Charitable Trust

Charitable Remainder Trusts

Charitable Remainder Trust; An Efficient Estate Planning Tool

Charitable Remainder Trusts

The Charitable Remainder Trust is one of the most efficient estate planning tools available to anyone holding assets that have experienced significant appreciation like Stocks, Real Estate, a Business, etc. An arrangement in which property or money is donated to a charity, but the donor continues to use the property and/or receive income from it while living. The beneficiaries receive the income and the charity receives the principal after a specified period of time. The grantor avoids any capital gains tax on the donated assets, and also gets an income tax deduction for the fair market value of the remainder interest that the trust earned. In addition, the asset is removed from the estate, reducing subsequent estate taxes. While the contribution is irrevocable, the grantor may have some control over the way the assets are invested, and may even switch from one charity to another. Charitable Remainder Trusts come in three types: charitable remainder annuity trust, a charitable remainder unit trust, and a charitable pooled income fund.
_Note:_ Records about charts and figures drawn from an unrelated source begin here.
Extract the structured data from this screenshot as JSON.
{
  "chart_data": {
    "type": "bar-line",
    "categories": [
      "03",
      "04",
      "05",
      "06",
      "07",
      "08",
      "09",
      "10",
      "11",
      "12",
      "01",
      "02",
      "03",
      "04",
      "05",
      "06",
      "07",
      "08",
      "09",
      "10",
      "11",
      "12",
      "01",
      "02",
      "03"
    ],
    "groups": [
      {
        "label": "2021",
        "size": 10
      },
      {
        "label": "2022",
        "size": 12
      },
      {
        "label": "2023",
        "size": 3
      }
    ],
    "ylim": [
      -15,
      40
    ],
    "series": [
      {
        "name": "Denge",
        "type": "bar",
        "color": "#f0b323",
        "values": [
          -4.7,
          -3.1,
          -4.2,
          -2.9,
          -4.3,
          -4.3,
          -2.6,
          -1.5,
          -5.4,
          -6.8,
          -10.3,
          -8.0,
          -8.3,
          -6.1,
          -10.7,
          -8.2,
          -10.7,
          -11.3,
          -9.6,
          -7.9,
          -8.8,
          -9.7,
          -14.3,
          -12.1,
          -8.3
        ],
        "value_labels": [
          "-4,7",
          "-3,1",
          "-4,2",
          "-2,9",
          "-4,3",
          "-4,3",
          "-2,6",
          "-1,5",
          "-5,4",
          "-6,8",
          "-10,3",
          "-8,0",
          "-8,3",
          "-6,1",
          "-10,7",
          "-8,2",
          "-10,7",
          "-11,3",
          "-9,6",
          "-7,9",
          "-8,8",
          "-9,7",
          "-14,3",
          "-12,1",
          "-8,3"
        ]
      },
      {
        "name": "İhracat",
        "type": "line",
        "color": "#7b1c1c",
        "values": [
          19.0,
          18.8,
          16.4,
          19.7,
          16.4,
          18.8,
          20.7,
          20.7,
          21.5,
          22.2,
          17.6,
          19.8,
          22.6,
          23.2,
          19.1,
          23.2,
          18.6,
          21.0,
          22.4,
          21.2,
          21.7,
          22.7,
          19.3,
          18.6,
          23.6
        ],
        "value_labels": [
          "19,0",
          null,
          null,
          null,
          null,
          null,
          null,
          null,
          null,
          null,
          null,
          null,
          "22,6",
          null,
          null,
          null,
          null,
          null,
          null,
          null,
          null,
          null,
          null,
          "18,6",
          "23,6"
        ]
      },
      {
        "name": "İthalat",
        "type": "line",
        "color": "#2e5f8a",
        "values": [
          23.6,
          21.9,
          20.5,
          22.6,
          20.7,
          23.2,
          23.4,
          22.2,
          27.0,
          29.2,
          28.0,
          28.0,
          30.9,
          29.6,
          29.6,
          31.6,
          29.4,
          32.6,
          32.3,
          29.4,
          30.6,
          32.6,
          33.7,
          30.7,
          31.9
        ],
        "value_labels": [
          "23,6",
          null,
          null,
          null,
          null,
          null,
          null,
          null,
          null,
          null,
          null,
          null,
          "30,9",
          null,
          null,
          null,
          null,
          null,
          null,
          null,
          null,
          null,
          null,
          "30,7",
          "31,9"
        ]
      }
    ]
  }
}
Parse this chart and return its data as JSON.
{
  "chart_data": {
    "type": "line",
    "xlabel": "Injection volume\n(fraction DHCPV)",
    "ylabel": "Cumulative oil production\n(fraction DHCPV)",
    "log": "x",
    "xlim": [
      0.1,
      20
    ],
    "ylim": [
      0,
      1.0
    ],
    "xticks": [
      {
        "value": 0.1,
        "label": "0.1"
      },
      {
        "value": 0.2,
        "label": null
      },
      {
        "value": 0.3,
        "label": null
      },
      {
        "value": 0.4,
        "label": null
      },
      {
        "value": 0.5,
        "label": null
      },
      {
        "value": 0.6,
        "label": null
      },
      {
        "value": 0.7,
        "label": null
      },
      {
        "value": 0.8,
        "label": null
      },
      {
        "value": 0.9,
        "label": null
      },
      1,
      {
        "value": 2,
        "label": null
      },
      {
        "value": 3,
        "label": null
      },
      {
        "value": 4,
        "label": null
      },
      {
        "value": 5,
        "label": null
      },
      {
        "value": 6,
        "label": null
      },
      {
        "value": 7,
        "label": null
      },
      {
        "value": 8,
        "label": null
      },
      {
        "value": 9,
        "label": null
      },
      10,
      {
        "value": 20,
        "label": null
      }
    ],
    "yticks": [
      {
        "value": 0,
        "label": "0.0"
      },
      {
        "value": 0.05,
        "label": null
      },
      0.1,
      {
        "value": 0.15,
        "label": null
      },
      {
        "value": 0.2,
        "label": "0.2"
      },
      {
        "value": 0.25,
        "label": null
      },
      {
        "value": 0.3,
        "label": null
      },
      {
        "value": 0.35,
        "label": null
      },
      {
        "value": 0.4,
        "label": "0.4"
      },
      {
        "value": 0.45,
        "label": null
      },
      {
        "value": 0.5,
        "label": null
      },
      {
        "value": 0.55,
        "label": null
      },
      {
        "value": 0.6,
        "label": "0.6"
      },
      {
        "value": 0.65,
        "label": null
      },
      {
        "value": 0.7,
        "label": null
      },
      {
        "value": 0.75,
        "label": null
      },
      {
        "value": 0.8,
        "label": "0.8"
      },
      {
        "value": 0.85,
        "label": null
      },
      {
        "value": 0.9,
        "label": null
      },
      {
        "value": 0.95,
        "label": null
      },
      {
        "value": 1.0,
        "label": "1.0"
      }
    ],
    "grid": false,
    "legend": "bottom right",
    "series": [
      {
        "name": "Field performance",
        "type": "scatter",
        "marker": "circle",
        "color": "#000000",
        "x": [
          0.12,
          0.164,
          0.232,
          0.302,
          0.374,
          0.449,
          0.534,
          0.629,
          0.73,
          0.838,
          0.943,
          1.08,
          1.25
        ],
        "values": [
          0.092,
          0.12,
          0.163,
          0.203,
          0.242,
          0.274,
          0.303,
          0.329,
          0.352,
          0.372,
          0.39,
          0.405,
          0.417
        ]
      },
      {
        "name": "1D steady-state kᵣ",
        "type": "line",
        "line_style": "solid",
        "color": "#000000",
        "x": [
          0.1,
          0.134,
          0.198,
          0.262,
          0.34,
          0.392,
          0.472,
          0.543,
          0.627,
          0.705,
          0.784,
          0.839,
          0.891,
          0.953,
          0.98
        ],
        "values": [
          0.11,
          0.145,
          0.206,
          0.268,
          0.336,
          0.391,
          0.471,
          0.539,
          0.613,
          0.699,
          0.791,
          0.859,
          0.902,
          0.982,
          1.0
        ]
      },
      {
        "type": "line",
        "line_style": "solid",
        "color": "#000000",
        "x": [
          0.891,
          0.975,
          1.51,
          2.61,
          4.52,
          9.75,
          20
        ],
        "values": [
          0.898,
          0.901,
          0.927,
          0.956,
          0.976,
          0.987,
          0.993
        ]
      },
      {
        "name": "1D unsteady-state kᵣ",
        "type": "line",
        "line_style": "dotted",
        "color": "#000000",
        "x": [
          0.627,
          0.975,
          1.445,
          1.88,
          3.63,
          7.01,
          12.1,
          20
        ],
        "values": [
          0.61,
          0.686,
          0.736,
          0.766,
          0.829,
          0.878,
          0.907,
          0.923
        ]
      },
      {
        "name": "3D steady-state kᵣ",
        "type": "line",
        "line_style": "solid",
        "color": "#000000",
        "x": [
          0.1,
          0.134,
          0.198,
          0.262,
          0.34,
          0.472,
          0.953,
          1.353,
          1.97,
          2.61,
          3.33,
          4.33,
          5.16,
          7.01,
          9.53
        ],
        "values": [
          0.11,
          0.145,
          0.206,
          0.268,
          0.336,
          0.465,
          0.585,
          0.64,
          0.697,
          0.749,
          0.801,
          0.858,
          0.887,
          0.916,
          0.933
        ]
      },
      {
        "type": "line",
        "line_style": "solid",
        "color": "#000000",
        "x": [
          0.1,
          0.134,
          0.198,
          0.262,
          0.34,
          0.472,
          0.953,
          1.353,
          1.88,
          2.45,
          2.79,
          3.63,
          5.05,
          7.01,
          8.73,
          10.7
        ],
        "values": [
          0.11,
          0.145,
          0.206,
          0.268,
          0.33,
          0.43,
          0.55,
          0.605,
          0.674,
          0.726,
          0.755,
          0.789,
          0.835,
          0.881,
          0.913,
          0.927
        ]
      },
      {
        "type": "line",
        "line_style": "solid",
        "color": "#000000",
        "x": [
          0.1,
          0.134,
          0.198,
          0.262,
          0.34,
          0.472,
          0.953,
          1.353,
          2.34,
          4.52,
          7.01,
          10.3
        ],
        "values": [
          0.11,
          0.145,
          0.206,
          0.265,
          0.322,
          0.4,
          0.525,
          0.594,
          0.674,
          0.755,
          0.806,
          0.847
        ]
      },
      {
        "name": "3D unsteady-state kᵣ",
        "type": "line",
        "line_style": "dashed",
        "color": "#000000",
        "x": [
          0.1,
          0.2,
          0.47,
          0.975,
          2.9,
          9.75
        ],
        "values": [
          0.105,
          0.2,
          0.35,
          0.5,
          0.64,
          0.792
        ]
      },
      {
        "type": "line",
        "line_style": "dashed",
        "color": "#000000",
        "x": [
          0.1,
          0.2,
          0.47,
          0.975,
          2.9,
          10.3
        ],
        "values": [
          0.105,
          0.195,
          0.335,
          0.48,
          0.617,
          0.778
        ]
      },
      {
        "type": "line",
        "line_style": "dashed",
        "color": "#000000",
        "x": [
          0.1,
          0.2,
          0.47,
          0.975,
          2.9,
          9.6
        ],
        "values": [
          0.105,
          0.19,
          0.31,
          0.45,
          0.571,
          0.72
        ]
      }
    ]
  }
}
Charitable Remainder Trust (CRT) is a tax-saving alternative for people who want to make a substantial gift to a charitable organization. It can be a powerful tool for many individuals, especially those who have highly appreciated assets like stock or real estate. A Charitable Remainder Trust is an irrevocable trust. This means that once it is set up and a charitable gift is made, it cannot be undone. In order to realize its full potential, a Charitable Remainder Trust requires special legal, accounting and tax administration.
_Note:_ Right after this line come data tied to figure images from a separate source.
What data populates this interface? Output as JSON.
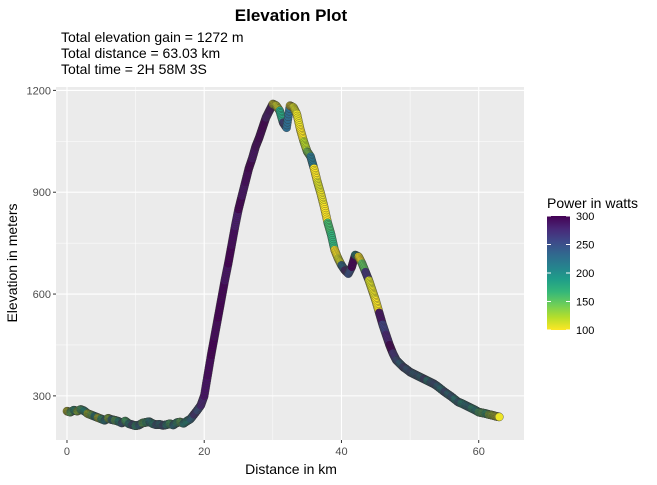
{
  "chart_data": {
    "type": "scatter",
    "title": "Elevation Plot",
    "subtitle_lines": [
      "Total elevation gain = 1272 m",
      "Total distance = 63.03 km",
      "Total time = 2H 58M 3S"
    ],
    "xlabel": "Distance in km",
    "ylabel": "Elevation in meters",
    "xlim": [
      -1.6,
      66.6
    ],
    "ylim": [
      170,
      1210
    ],
    "x_ticks": [
      0,
      20,
      40,
      60
    ],
    "y_ticks": [
      300,
      600,
      900,
      1200
    ],
    "grid": true,
    "legend": {
      "title": "Power in watts",
      "placement": "right",
      "ticks": [
        100,
        150,
        200,
        250,
        300
      ],
      "range": [
        100,
        300
      ]
    },
    "colors": {
      "panel_bg": "#ebebeb",
      "grid": "#ffffff",
      "viridis": [
        "#fde725",
        "#b5de2b",
        "#6ece58",
        "#35b779",
        "#1f9e89",
        "#26828e",
        "#31688e",
        "#3e4989",
        "#482878",
        "#440154"
      ]
    },
    "series": [
      {
        "x": [
          0,
          0.5,
          1,
          1.5,
          2,
          2.5,
          3,
          3.5,
          4,
          4.5,
          5,
          5.5,
          6,
          6.5,
          7,
          7.5,
          8,
          8.5,
          9,
          9.5,
          10,
          10.5,
          11,
          11.5,
          12,
          12.5,
          13,
          13.5,
          14,
          14.5,
          15,
          15.5,
          16,
          16.5,
          17,
          17.5,
          18,
          18.5,
          19,
          19.5,
          20,
          20.5,
          21,
          21.5,
          22,
          22.5,
          23,
          23.5,
          24,
          24.5,
          25,
          25.5,
          26,
          26.5,
          27,
          27.5,
          28,
          28.5,
          29,
          29.5,
          30,
          30.5,
          31,
          31.5,
          32,
          32.5,
          33,
          33.5,
          34,
          34.5,
          35,
          35.5,
          36,
          36.5,
          37,
          37.5,
          38,
          38.5,
          39,
          39.5,
          40,
          40.5,
          41,
          41.5,
          42,
          42.5,
          43,
          43.5,
          44,
          44.5,
          45,
          45.5,
          46,
          46.5,
          47,
          47.5,
          48,
          48.5,
          49,
          49.5,
          50,
          50.5,
          51,
          51.5,
          52,
          52.5,
          53,
          53.5,
          54,
          54.5,
          55,
          55.5,
          56,
          56.5,
          57,
          57.5,
          58,
          58.5,
          59,
          59.5,
          60,
          60.5,
          61,
          61.5,
          62,
          62.5,
          63
        ],
        "y": [
          255,
          252,
          258,
          255,
          260,
          256,
          248,
          244,
          240,
          236,
          232,
          228,
          234,
          230,
          228,
          225,
          220,
          226,
          218,
          215,
          212,
          214,
          220,
          222,
          224,
          218,
          215,
          216,
          213,
          215,
          218,
          214,
          221,
          223,
          219,
          226,
          232,
          245,
          258,
          272,
          300,
          360,
          420,
          475,
          530,
          585,
          640,
          690,
          745,
          800,
          850,
          890,
          930,
          970,
          1000,
          1035,
          1060,
          1090,
          1120,
          1140,
          1160,
          1155,
          1140,
          1105,
          1090,
          1155,
          1150,
          1130,
          1085,
          1050,
          1020,
          1005,
          970,
          930,
          895,
          855,
          810,
          775,
          730,
          705,
          685,
          670,
          660,
          680,
          715,
          710,
          690,
          665,
          640,
          610,
          580,
          545,
          510,
          480,
          450,
          425,
          405,
          395,
          385,
          378,
          370,
          365,
          360,
          355,
          350,
          345,
          340,
          335,
          328,
          320,
          312,
          305,
          298,
          290,
          282,
          278,
          273,
          268,
          263,
          258,
          252,
          250,
          248,
          245,
          243,
          240,
          238
        ],
        "power": [
          110,
          150,
          180,
          130,
          160,
          190,
          120,
          140,
          200,
          115,
          170,
          210,
          130,
          220,
          150,
          190,
          240,
          160,
          200,
          250,
          180,
          230,
          150,
          170,
          210,
          190,
          240,
          220,
          250,
          200,
          160,
          220,
          180,
          150,
          200,
          190,
          230,
          270,
          250,
          280,
          290,
          295,
          300,
          295,
          300,
          298,
          290,
          300,
          295,
          285,
          300,
          290,
          295,
          300,
          290,
          295,
          298,
          300,
          285,
          290,
          105,
          110,
          180,
          260,
          230,
          100,
          110,
          105,
          100,
          120,
          140,
          220,
          100,
          110,
          105,
          100,
          160,
          170,
          100,
          110,
          230,
          280,
          250,
          300,
          200,
          100,
          150,
          270,
          110,
          105,
          100,
          290,
          260,
          280,
          300,
          270,
          250,
          230,
          260,
          240,
          250,
          230,
          240,
          220,
          260,
          200,
          240,
          250,
          230,
          210,
          250,
          220,
          240,
          200,
          230,
          190,
          210,
          220,
          180,
          200,
          160,
          150,
          170,
          130,
          120,
          110,
          105
        ]
      }
    ]
  }
}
Charitable Remainder Trusts

Gifts to a Charitable Remainder Trust are made in cash, but more often consist of highly appreciated stock, real estate or a closely held business interest. In exchange for a charitable gift, the Charitable Remainder Trust pays income to the trust income beneficiary for a fixed period or for life. Some of the benefits a Charitable remainder trust offers are that it provides a current income tax deduction; it also creates an income tax for the donor that helps offset the donor's taxable income and defers capital gains taxes.

Because a Charitable Remainder Trust is tax-exempt, capital gains tax liability is deferred when the gifted appreciated assets are sold by the Charitable Remainder Trust. This allows the Charitable Remainder Trust to convert the full value of the asset into an investment that can provide a lifetime income for you and your spouse. Such a safe investment is a boon in the days of retirement. With so many option to look for in today's world, Charitable remainder trust is a safe and effective way of stocking your life's hard earned money. Spending the old age without having to depend and without having to pay taxes is every man's retirement dream.